Das war die Frage, die ich mir stellte. Am Ende beantwortete Joe sie für mich. Ich ging durch den Regen und dachte daran, was Kelstein über Präzision gesagt hatte. Er hatte gesagt, daß Joe eine sehr bestechende Präzision in der Art und Weise hatte, sich auszudrücken. Ich wußte das. Ich dachte an die ordentliche kleine Liste, die er für sich selbst ausgedruckt hatte. An die ordentlichen Blöcke. Die Reihe mit den Initialen. Die Spalte mit den Telefonnummern. Die beiden Notizen am unteren Rand. Stollers' Garage. Grays Kliner-Akte. Ich mußte die Liste noch einmal überprüfen. Aber plötzlich war ich mir sicher, daß Joe mir sagte, wenn ich wissen wollte, was Kliner in die Kartons getan hatte, sollte ich vielleicht einfach zur Garage der Stollers gehen und einen Blick hineinwerfen.
KAPITEL 27
Als ich Charlie Hubbles Haus wieder erreicht hatte, suchte ich erst einmal in der teuren Küche nach Kaffee. Setzte die gurgelnde Maschine in Gang. Dann öffnete ich den Backofen. Nahm all meine Sachen heraus.
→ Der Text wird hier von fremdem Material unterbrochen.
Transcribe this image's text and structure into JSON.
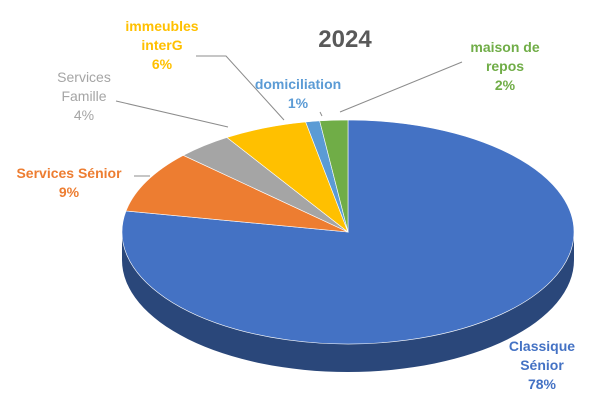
{
  "chart_data": {
    "type": "pie",
    "style": "3d-exploded",
    "title": "2024",
    "slices": [
      {
        "label": "Classique Sénior",
        "label_lines": [
          "Classique",
          "Sénior"
        ],
        "value": 78,
        "value_label": "78%",
        "color": "#4472C4"
      },
      {
        "label": "Services Sénior",
        "label_lines": [
          "Services Sénior"
        ],
        "value": 9,
        "value_label": "9%",
        "color": "#ED7D31"
      },
      {
        "label": "Services Famille",
        "label_lines": [
          "Services",
          "Famille"
        ],
        "value": 4,
        "value_label": "4%",
        "color": "#A5A5A5"
      },
      {
        "label": "immeubles interG",
        "label_lines": [
          "immeubles",
          "interG"
        ],
        "value": 6,
        "value_label": "6%",
        "color": "#FFC000"
      },
      {
        "label": "domiciliation",
        "label_lines": [
          "domiciliation"
        ],
        "value": 1,
        "value_label": "1%",
        "color": "#5B9BD5"
      },
      {
        "label": "maison de repos",
        "label_lines": [
          "maison de",
          "repos"
        ],
        "value": 2,
        "value_label": "2%",
        "color": "#70AD47"
      }
    ]
  }
}
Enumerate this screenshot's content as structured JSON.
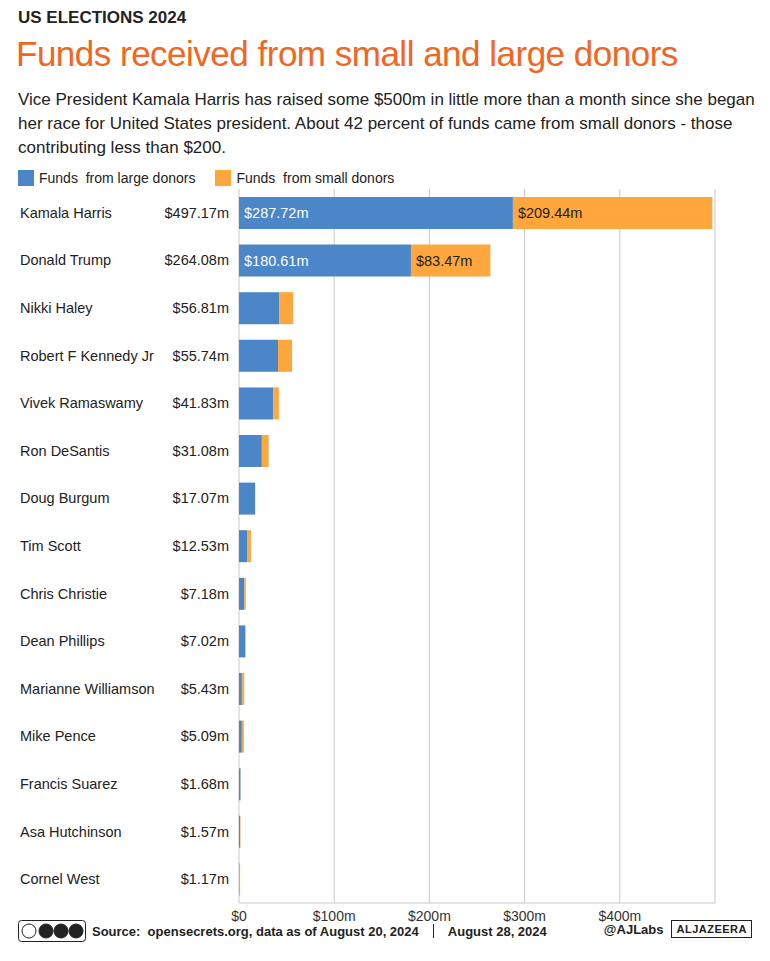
{
  "chart_data": {
    "type": "bar",
    "orientation": "horizontal",
    "stacked": true,
    "grid": true,
    "legend": "top-left",
    "data_labels": true,
    "kicker": "US ELECTIONS 2024",
    "title": "Funds received from small and large donors",
    "subtitle": "Vice President Kamala Harris has raised some $500m in little more than a month since she began her race for United States president. About 42 percent of funds came from small donors - those contributing less than $200.",
    "source": "Source:  opensecrets.org, data as of August 20, 2024",
    "date": "August 28, 2024",
    "credit": "@AJLabs",
    "brand": "ALJAZEERA",
    "categories": [
      "Kamala Harris",
      "Donald Trump",
      "Nikki Haley",
      "Robert F Kennedy Jr",
      "Vivek Ramaswamy",
      "Ron DeSantis",
      "Doug Burgum",
      "Tim Scott",
      "Chris Christie",
      "Dean Phillips",
      "Marianne Williamson",
      "Mike Pence",
      "Francis Suarez",
      "Asa Hutchinson",
      "Cornel West"
    ],
    "totals": [
      497.17,
      264.08,
      56.81,
      55.74,
      41.83,
      31.08,
      17.07,
      12.53,
      7.18,
      7.02,
      5.43,
      5.09,
      1.68,
      1.57,
      1.17
    ],
    "total_labels": [
      "$497.17m",
      "$264.08m",
      "$56.81m",
      "$55.74m",
      "$41.83m",
      "$31.08m",
      "$17.07m",
      "$12.53m",
      "$7.18m",
      "$7.02m",
      "$5.43m",
      "$5.09m",
      "$1.68m",
      "$1.57m",
      "$1.17m"
    ],
    "series": [
      {
        "name": "Funds  from large donors",
        "color": "#4a86c8",
        "values": [
          287.72,
          180.61,
          42.5,
          41.0,
          36.0,
          24.0,
          16.8,
          8.5,
          5.5,
          6.6,
          3.0,
          3.0,
          1.6,
          1.2,
          0.5
        ],
        "value_labels": [
          "$287.72m",
          "$180.61m",
          null,
          null,
          null,
          null,
          null,
          null,
          null,
          null,
          null,
          null,
          null,
          null,
          null
        ]
      },
      {
        "name": "Funds  from small donors",
        "color": "#ffa63c",
        "values": [
          209.44,
          83.47,
          14.31,
          14.74,
          5.83,
          7.08,
          0.27,
          4.03,
          1.68,
          0.42,
          2.43,
          2.09,
          0.08,
          0.37,
          0.67
        ],
        "value_labels": [
          "$209.44m",
          "$83.47m",
          null,
          null,
          null,
          null,
          null,
          null,
          null,
          null,
          null,
          null,
          null,
          null,
          null
        ]
      }
    ],
    "xlim": [
      0,
      500
    ],
    "xticks": [
      {
        "value": 0,
        "label": "$0"
      },
      {
        "value": 100,
        "label": "$100m"
      },
      {
        "value": 200,
        "label": "$200m"
      },
      {
        "value": 300,
        "label": "$300m"
      },
      {
        "value": 400,
        "label": "$400m"
      }
    ]
  }
}
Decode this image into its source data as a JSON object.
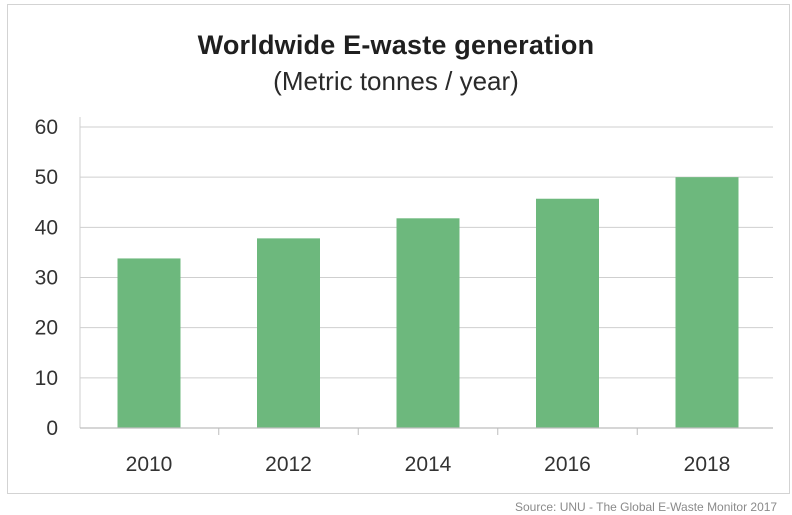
{
  "chart_data": {
    "type": "bar",
    "title": "Worldwide E-waste generation",
    "subtitle": "(Metric tonnes / year)",
    "xlabel": "",
    "ylabel": "",
    "categories": [
      "2010",
      "2012",
      "2014",
      "2016",
      "2018"
    ],
    "values": [
      33.8,
      37.8,
      41.8,
      45.7,
      50.0
    ],
    "ylim": [
      0,
      60
    ],
    "yticks": [
      0,
      10,
      20,
      30,
      40,
      50,
      60
    ],
    "grid": true,
    "legend": "none",
    "bar_color": "#6db87d",
    "source": "Source: UNU - The Global E-Waste Monitor 2017"
  }
}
Sie waren fast eine Stunde lang der Wärme ausgesetzt gewesen und jetzt knochentrocken. Das Leder auf dem Totschläger und dem Schlüsselring war etwas steif geworden. Aber sonst hatte nichts Schaden genommen. Ich setzte die Pistole wieder zusammen und lud sie. Legte sie auf den Küchentisch. Durchgeladen und gesichert.
Dann wollte ich Joes Computerausdruck noch mal ansehen, um mir die Bestätigung meiner Theorie zu holen. Aber es gab ein Problem. Ein großes Problem. Das Papier war knochentrocken und steif, aber die Schrift war verschwunden. Das Papier war vollkommen leer. Das Wasser des Swimmingpools hatte die ganze Tinte abgewaschen. Es gab noch ein paar verschwommene Flecken, aber ich konnte die Schrift nicht mehr entziffern. Ich zuckte die Achseln. Ich hatte sie schließlich Hunderte von Malen gelesen. Und ich konnte mich auf mein Gedächtnis verlassen.
Als nächstes ging ich in den Keller. Ich fummelte an der Heizung herum, bis sie ansprang. Dann zog ich mich aus und stopfte alle meine Sachen in Charlies Wäschetrockner.